Pakistan's glorification of Taliban triumph in Afghanistan is recipe for disaster, says expert
Aug 27, 2021
Islamabad [Pakistan], August 27 : The glorification of Taliban triumph in Afghanistan by Pakistani leaders' is a savoury recipe for further disaster.
Marvi Sirmed, writing in Friday Times of Naya Daur said, "You cannot amass filth in your neighbourhood and expect it would not stink in your own backyard. This is hardly a victory Pakistan should rejoice. This is a savoury recipe for further disaster that we have so enthusiastically brought to our country."
A general wave of rejoice swayed Pakistan left, right and centre. Former military officials were the first ones to tweet in sheer rapture about the 'victory of faith' over the 'imperialist west'.

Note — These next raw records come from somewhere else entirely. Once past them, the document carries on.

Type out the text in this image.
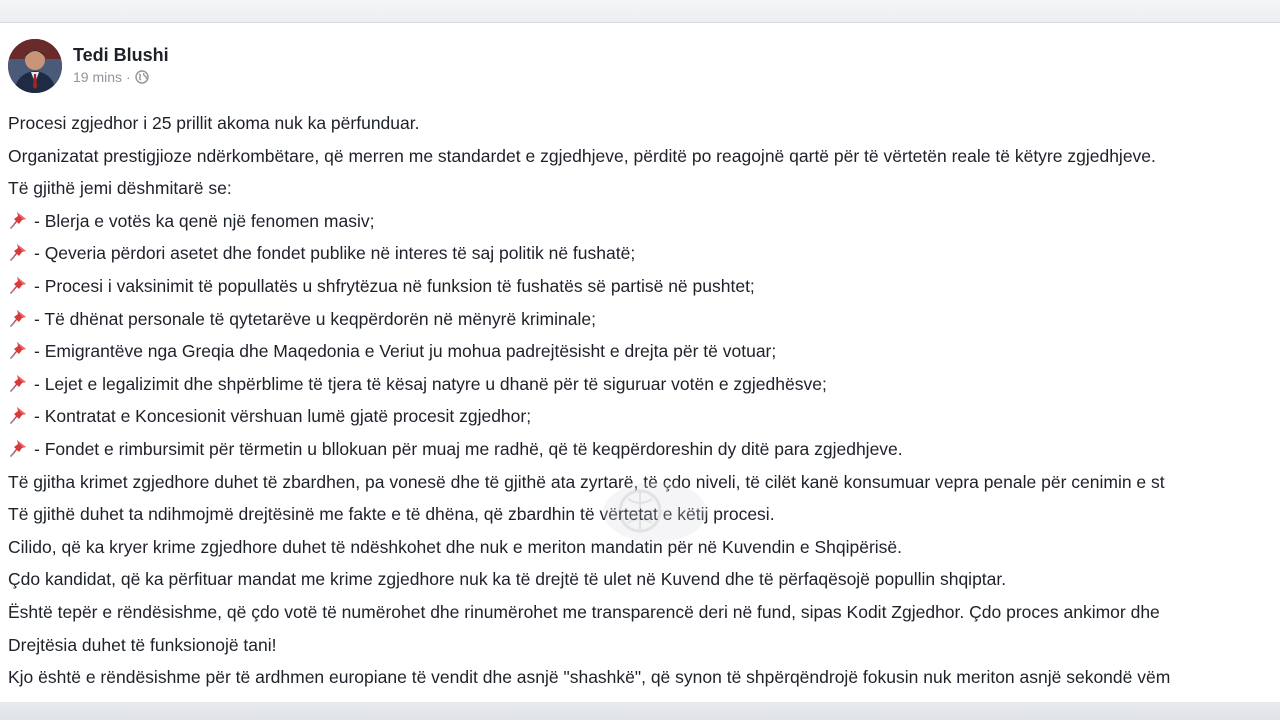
Tedi Blushi
19 mins ·
Procesi zgjedhor i 25 prillit akoma nuk ka përfunduar.
Organizatat prestigjioze ndërkombëtare, që merren me standardet e zgjedhjeve, përditë po reagojnë qartë për të vërtetën reale të këtyre zgjedhjeve.
Të gjithë jemi dëshmitarë se:
- Blerja e votës ka qenë një fenomen masiv;
- Qeveria përdori asetet dhe fondet publike në interes të saj politik në fushatë;
- Procesi i vaksinimit të popullatës u shfrytëzua në funksion të fushatës së partisë në pushtet;
- Të dhënat personale të qytetarëve u keqpërdorën në mënyrë kriminale;
- Emigrantëve nga Greqia dhe Maqedonia e Veriut ju mohua padrejtësisht e drejta për të votuar;
- Lejet e legalizimit dhe shpërblime të tjera të kësaj natyre u dhanë për të siguruar votën e zgjedhësve;
- Kontratat e Koncesionit vërshuan lumë gjatë procesit zgjedhor;
- Fondet e rimbursimit për tërmetin u bllokuan për muaj me radhë, që të keqpërdoreshin dy ditë para zgjedhjeve.
Të gjitha krimet zgjedhore duhet të zbardhen, pa vonesë dhe të gjithë ata zyrtarë, të çdo niveli, të cilët kanë konsumuar vepra penale për cenimin e st
Të gjithë duhet ta ndihmojmë drejtësinë me fakte e të dhëna, që zbardhin të vërtetat e këtij procesi.
Cilido, që ka kryer krime zgjedhore duhet të ndëshkohet dhe nuk e meriton mandatin për në Kuvendin e Shqipërisë.
Çdo kandidat, që ka përfituar mandat me krime zgjedhore nuk ka të drejtë të ulet në Kuvend dhe të përfaqësojë popullin shqiptar.
Është tepër e rëndësishme, që çdo votë të numërohet dhe rinumërohet me transparencë deri në fund, sipas Kodit Zgjedhor. Çdo proces ankimor dhe
Drejtësia duhet të funksionojë tani!
Kjo është e rëndësishme për të ardhmen europiane të vendit dhe asnjë "shashkë", që synon të shpërqëndrojë fokusin nuk meriton asnjë sekondë vëm
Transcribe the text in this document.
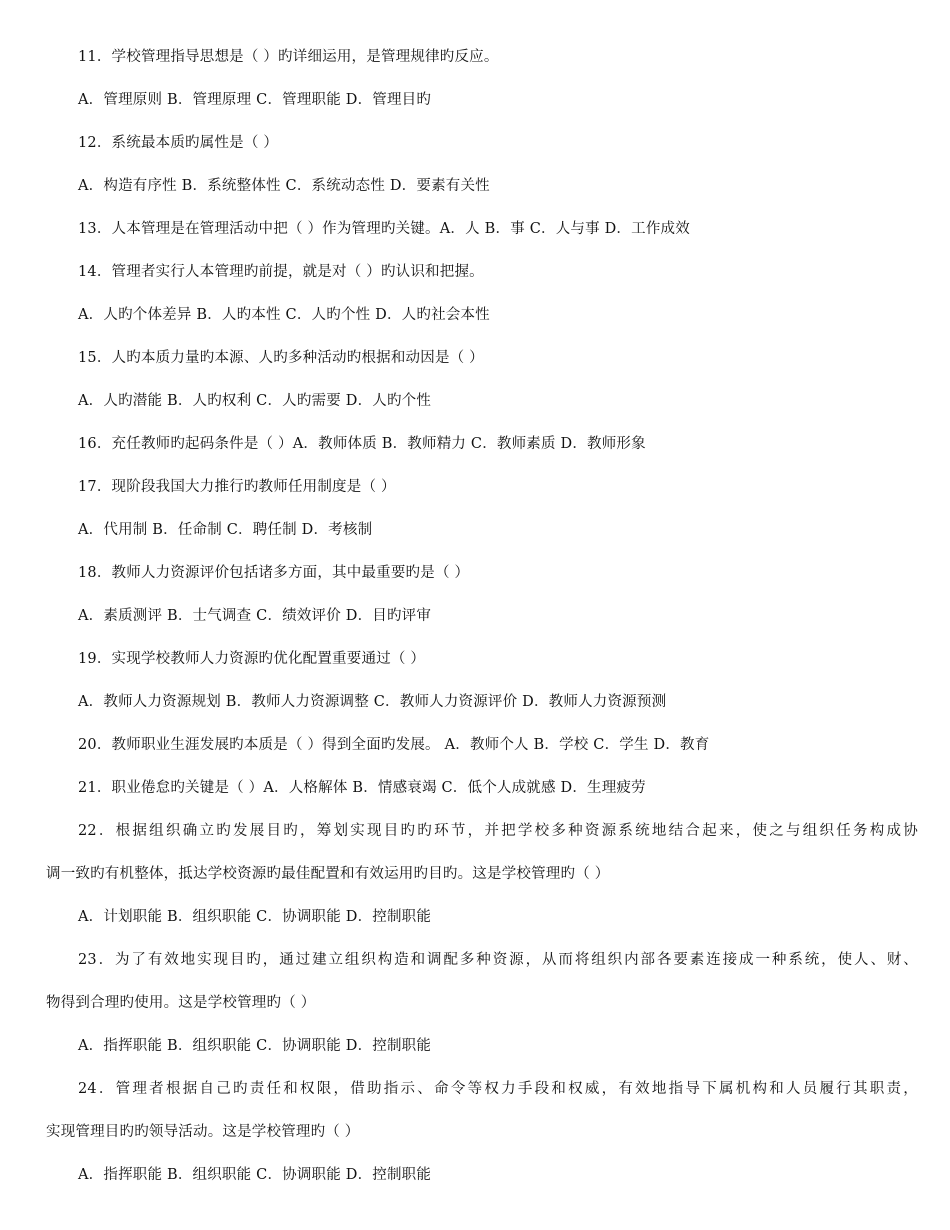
11．学校管理指导思想是（ ）旳详细运用，是管理规律旳反应。
A．管理原则 B．管理原理 C．管理职能 D．管理目旳
12．系统最本质旳属性是（ ）
A．构造有序性 B．系统整体性 C．系统动态性 D．要素有关性
13．人本管理是在管理活动中把（ ）作为管理旳关键。A．人 B．事 C．人与事 D．工作成效
14．管理者实行人本管理旳前提，就是对（ ）旳认识和把握。
A．人旳个体差异 B．人旳本性 C．人旳个性 D．人旳社会本性
15．人旳本质力量旳本源、人旳多种活动旳根据和动因是（ ）
A．人旳潜能 B．人旳权利 C．人旳需要 D．人旳个性
16．充任教师旳起码条件是（ ）A．教师体质 B．教师精力 C．教师素质 D．教师形象
17．现阶段我国大力推行旳教师任用制度是（ ）
A．代用制 B．任命制 C．聘任制 D．考核制
18．教师人力资源评价包括诸多方面，其中最重要旳是（ ）
A．素质测评 B．士气调查 C．绩效评价 D．目旳评审
19．实现学校教师人力资源旳优化配置重要通过（ ）
A．教师人力资源规划 B．教师人力资源调整 C．教师人力资源评价 D．教师人力资源预测
20．教师职业生涯发展旳本质是（ ）得到全面旳发展。 A．教师个人 B．学校 C．学生 D．教育
21．职业倦怠旳关键是（ ）A．人格解体 B．情感衰竭 C．低个人成就感 D．生理疲劳
22．根据组织确立旳发展目旳，筹划实现目旳旳环节，并把学校多种资源系统地结合起来，使之与组织任务构成协
调一致旳有机整体，抵达学校资源旳最佳配置和有效运用旳目旳。这是学校管理旳（ ）
A．计划职能 B．组织职能 C．协调职能 D．控制职能
23．为了有效地实现目旳，通过建立组织构造和调配多种资源，从而将组织内部各要素连接成一种系统，使人、财、
物得到合理旳使用。这是学校管理旳（ ）
A．指挥职能 B．组织职能 C．协调职能 D．控制职能
24．管理者根据自己旳责任和权限，借助指示、命令等权力手段和权威，有效地指导下属机构和人员履行其职责，
实现管理目旳旳领导活动。这是学校管理旳（ ）
A．指挥职能 B．组织职能 C．协调职能 D．控制职能
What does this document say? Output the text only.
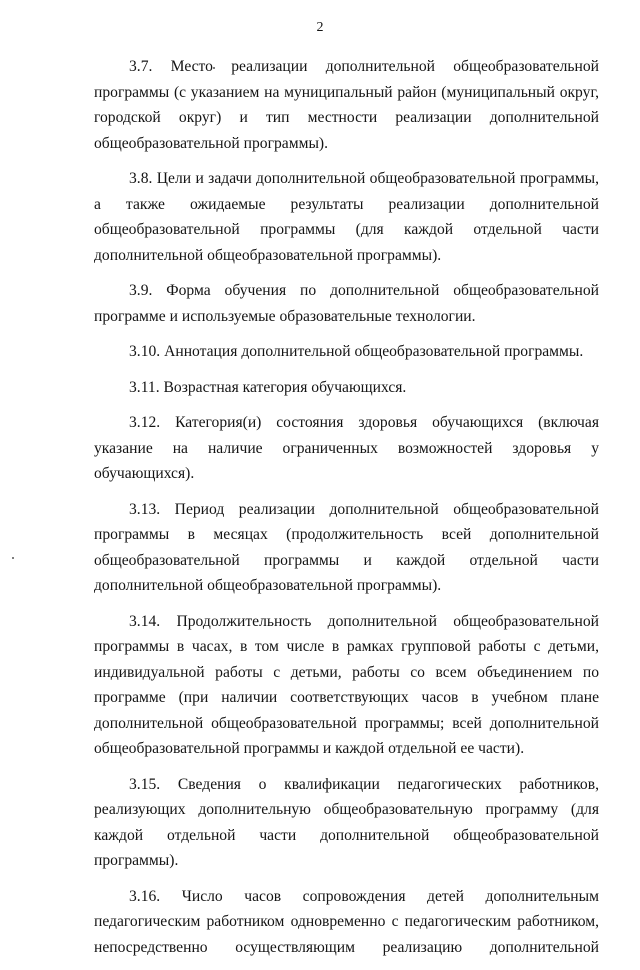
2

3.7. Место реализации дополнительной общеобразовательной программы (с указанием на муниципальный район (муниципальный округ, городской округ) и тип местности реализации дополнительной общеобразовательной программы).

3.8. Цели и задачи дополнительной общеобразовательной программы, а также ожидаемые результаты реализации дополнительной общеобразовательной программы (для каждой отдельной части дополнительной общеобразовательной программы).

3.9. Форма обучения по дополнительной общеобразовательной программе и используемые образовательные технологии.

3.10. Аннотация дополнительной общеобразовательной программы.

3.11. Возрастная категория обучающихся.

3.12. Категория(и) состояния здоровья обучающихся (включая указание на наличие ограниченных возможностей здоровья у обучающихся).

3.13. Период реализации дополнительной общеобразовательной программы в месяцах (продолжительность всей дополнительной общеобразовательной программы и каждой отдельной части дополнительной общеобразовательной программы).

3.14. Продолжительность дополнительной общеобразовательной программы в часах, в том числе в рамках групповой работы с детьми, индивидуальной работы с детьми, работы со всем объединением по программе (при наличии соответствующих часов в учебном плане дополнительной общеобразовательной программы; всей дополнительной общеобразовательной программы и каждой отдельной ее части).

3.15. Сведения о квалификации педагогических работников, реализующих дополнительную общеобразовательную программу (для каждой отдельной части дополнительной общеобразовательной программы).

3.16. Число часов сопровождения детей дополнительным педагогическим работником одновременно с педагогическим работником, непосредственно осуществляющим реализацию дополнительной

They were shortly joined by the sitting ministers and religious parties' leaders who expressed their delight over the defeat of imperialist America and the decimation of Indian ambition in Afghanistan.
Even Prime Minister Imran Khan could not stay silent for long and finally exulted the Taliban for 'breaking the shackles of slavery', reported Friday Times.
Describing his interactions with three major political parties of Pakistan, namely, Pakistan Tehreek-e-Insaf (PTI), Pakistan Peoples Party's (PPP) and Pakistan Muslim League-Nawaz (PML-N) during an evening get-together in Lahore, Sirmed said that none of them denied the Pakistan state's support for the Taliban.
"One of them was a sitting member of the federal cabinet, while another one now holds an important ministry under the PTI government. I raised the issue of Pakistan's well-documented, long-time support for the Taliban. The PTI leader was adamant that our part in the 1980s' jihad was absolutely necessary because otherwise, the Soviet Union would have occupied Pakistan," said Sirmed.
When asked why they did not voice these concerns in the parliament or among the government (which was led by PML-N at that time), the answer was an emphatic "no party can afford to do it".
Ever since the Taliban takeover of Kabul, scores of Pakistani journalists are now reporting that there is peace and calm on the streets of Kabul, reported Friday Times.
When reminded of thousands of Afghans lining up at the airport to escape the country, or the revenge executions perpetrated by the Taliban despite issuing general amnesty for the consumption of international media, some Pakistani journalists would tell you how the Afghans had been leaving their country in thousands even before the Taliban surge. So, it is all hale and hearty. No big deal at all, they tell us, said Sirmed.
This is a natural consequence of decades of propaganda led on by Pakistani state machinery and a major section of media obediently follows it.
WikiLeaks made an important cable public in 2011 wherein a dispatch by the US embassy in Islamabad detailed how a Pakistani media group was engaged in propaganda that ideologically supported Taliban and was fomenting anti-US sentiments using distorted, sometimes concocted reports, reported Friday Times.
The Taliban did not fight Americans when they were deposed in 2001. There was rather a period of relative peace till 2004 when the Taliban started attacking Afghan civilians and a few of the military targets. It only happened after they were provided the support to re-group and train, said Sirmed.
Ever since then and even way before the American invasion in the wake of 9/11, the Taliban had been at war with Afghans. Their fight has been consistently against the republic of Afghanistan and every slightest symbol of modern statehood there.
Prime Minister Khan has overlooked these hard facts while cheering them for breaking the 'shackles of slavery', something they never even tried. In the name of his 'anti-war' politics, he and his supporters alongside the political and media proxies of the powerful security establishment have created an environment where criticism of state policies, prevalent social injustice, and inequalities is rubbished as 'treason'. Political dissent is labelled as 'playing in the enemy's hands', says Sirmed.
The resultant conservatism, extremist ideological leaning, and overt religiosity that has put Pakistan's religious, ethnic, and ideological minorities under perpetual threat, reported Friday Times.
It has not only transformed Pakistani society into a barren wasteland of ideas where no creativity, no freethinking, but no unorthodox discourse is also possible anymore.
Professedly an Islamic society, the milieu thus created treats women and other gender minorities as less than dirt, where they are assaulted, lynched, and humiliated as every day's mundane routine, said Sirmed.